In the Miso Soup is narrated by Kenji, an unregistered tour guide to Tokyo’s sex district, tailoring his services to foreign, English speaking visitors. From the moment he meets his latest client, Frank, an overweight American tourist, he senses something is off about him. There is a strange tautness to his skin, a dangerous twist to his smile.
Kenji’s anxiety turns out to be far from paranoid and his sixteen year-old, high school girlfriend, is a tantalizing addition to the plot. Will she meet Frank? Will she become part of his horrific holiday?
All the way through the novel, which turns a tour of Tokyo’s sex trade into an exploration of Frank’s sick mind, are the considerations of what it means to be alive and why being alive should have any value.
The front cover of In the Miso Soup quotes its Guardian review, ‘Reads like the script notes for American Psycho – the Holiday Abroad’. This quote was not only the reason I bought the book, it set the novel up for a continuous internal game of comparisons which I ultimately decided I wasn’t qualified to judge. Not qualified because if this novel was to be anything like American Psycho it needed to be a critique of society specifically, in this instance, Japanese society. And while there was indeed a great deal of criticism that spread beyond Japan, the psycho at the novel’s heart is American, which strikes me as an easy way out: why use a foreigner? That is where my ability to compare falls apart: I don’t know enough about Japan and Japanese culture.

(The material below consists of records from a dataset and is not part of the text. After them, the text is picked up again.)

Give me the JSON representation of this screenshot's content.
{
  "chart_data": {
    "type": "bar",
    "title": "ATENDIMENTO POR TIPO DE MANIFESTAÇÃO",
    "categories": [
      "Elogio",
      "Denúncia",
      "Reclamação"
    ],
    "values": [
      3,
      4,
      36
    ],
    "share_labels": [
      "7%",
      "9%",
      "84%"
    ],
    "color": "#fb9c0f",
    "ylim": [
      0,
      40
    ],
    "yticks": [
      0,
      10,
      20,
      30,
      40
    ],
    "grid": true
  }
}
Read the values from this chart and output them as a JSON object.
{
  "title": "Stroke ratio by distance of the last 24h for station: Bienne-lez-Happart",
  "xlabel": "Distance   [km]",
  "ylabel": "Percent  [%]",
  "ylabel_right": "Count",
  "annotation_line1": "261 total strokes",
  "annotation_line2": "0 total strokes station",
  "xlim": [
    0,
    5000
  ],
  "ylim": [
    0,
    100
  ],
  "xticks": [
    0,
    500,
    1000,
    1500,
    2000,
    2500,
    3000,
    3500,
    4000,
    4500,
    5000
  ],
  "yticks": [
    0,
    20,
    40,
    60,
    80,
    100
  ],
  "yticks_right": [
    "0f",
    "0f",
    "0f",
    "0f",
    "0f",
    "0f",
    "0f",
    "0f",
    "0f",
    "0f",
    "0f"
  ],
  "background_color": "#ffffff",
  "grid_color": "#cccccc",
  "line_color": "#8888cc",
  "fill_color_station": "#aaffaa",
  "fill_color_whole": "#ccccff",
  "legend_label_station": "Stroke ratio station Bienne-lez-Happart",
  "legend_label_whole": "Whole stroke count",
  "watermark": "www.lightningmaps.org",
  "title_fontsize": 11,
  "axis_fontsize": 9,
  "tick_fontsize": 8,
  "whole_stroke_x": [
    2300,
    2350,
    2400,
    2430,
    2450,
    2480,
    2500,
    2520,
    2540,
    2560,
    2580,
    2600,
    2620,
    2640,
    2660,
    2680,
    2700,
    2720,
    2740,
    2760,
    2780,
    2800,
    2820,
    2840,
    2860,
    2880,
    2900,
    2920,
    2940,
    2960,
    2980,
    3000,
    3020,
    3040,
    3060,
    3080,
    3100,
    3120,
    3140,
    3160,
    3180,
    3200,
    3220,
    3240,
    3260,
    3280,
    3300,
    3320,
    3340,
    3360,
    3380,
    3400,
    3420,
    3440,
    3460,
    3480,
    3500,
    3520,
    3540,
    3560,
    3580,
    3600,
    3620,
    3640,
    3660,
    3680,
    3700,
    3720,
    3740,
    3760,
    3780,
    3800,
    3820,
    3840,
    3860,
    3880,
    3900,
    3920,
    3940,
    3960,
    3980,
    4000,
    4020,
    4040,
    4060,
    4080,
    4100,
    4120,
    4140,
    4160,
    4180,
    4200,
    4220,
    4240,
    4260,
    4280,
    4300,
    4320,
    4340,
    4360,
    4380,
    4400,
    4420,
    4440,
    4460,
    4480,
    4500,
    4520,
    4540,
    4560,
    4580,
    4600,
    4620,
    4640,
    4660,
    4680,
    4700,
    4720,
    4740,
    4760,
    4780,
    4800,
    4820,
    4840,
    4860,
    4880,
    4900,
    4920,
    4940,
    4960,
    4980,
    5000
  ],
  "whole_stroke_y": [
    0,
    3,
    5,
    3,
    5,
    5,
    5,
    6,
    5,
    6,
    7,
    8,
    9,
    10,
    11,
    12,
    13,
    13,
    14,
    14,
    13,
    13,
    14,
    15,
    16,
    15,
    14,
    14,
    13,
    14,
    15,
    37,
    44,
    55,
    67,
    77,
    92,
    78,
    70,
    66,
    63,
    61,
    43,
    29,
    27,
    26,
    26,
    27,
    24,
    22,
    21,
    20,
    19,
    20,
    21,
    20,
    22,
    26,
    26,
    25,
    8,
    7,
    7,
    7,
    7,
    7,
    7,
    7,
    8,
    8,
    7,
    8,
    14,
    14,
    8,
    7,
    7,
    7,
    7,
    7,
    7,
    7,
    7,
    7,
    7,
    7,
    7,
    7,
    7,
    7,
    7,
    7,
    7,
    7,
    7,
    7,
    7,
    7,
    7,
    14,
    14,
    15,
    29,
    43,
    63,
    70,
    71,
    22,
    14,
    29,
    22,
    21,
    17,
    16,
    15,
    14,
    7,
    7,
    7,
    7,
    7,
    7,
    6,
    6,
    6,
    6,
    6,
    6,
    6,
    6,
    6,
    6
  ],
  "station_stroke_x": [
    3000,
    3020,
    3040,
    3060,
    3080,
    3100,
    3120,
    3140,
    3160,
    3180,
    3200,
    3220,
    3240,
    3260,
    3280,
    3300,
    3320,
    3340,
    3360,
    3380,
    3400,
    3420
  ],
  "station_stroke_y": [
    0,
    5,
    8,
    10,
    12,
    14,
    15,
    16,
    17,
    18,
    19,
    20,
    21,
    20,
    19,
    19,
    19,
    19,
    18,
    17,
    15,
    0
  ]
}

I understand that young people in Japan and elsewhere feel a sense of loneliness and futility in the face of social media and technological advance etc. etc. and this novel certainly explores whether vestiges of meaning can be wrung from a life all about connections that never seem to go beyond the surface, the touch screen if you like. And yet, should this really suggest a ruthless cull, a virus that wipes most of us out, is really the answer?
I enjoyed reading In the Miso Soup and was impressed by how nervous I felt about completing the book (wait and see). Whether it does more than reiterate themes from American Psycho though, I’m not sure. Whether that is even the right avenue for exploring the novel, I doubt.
In the Miso Soup treats violence seriously, but how deeply it has thought about its manifestation of that violence and the reasons for it, I can’t be certain. Frank claims to be ill, but I wonder if sickness excuses his monstrous deeds when in fact the real horror would be to warn us not of what mad people can do but of what sane people might do. Perhaps this is what Frank means when he says, ‘And now with all this social surveillance and manipulation going on, I think you’ll see an increase in people like me’ (p171).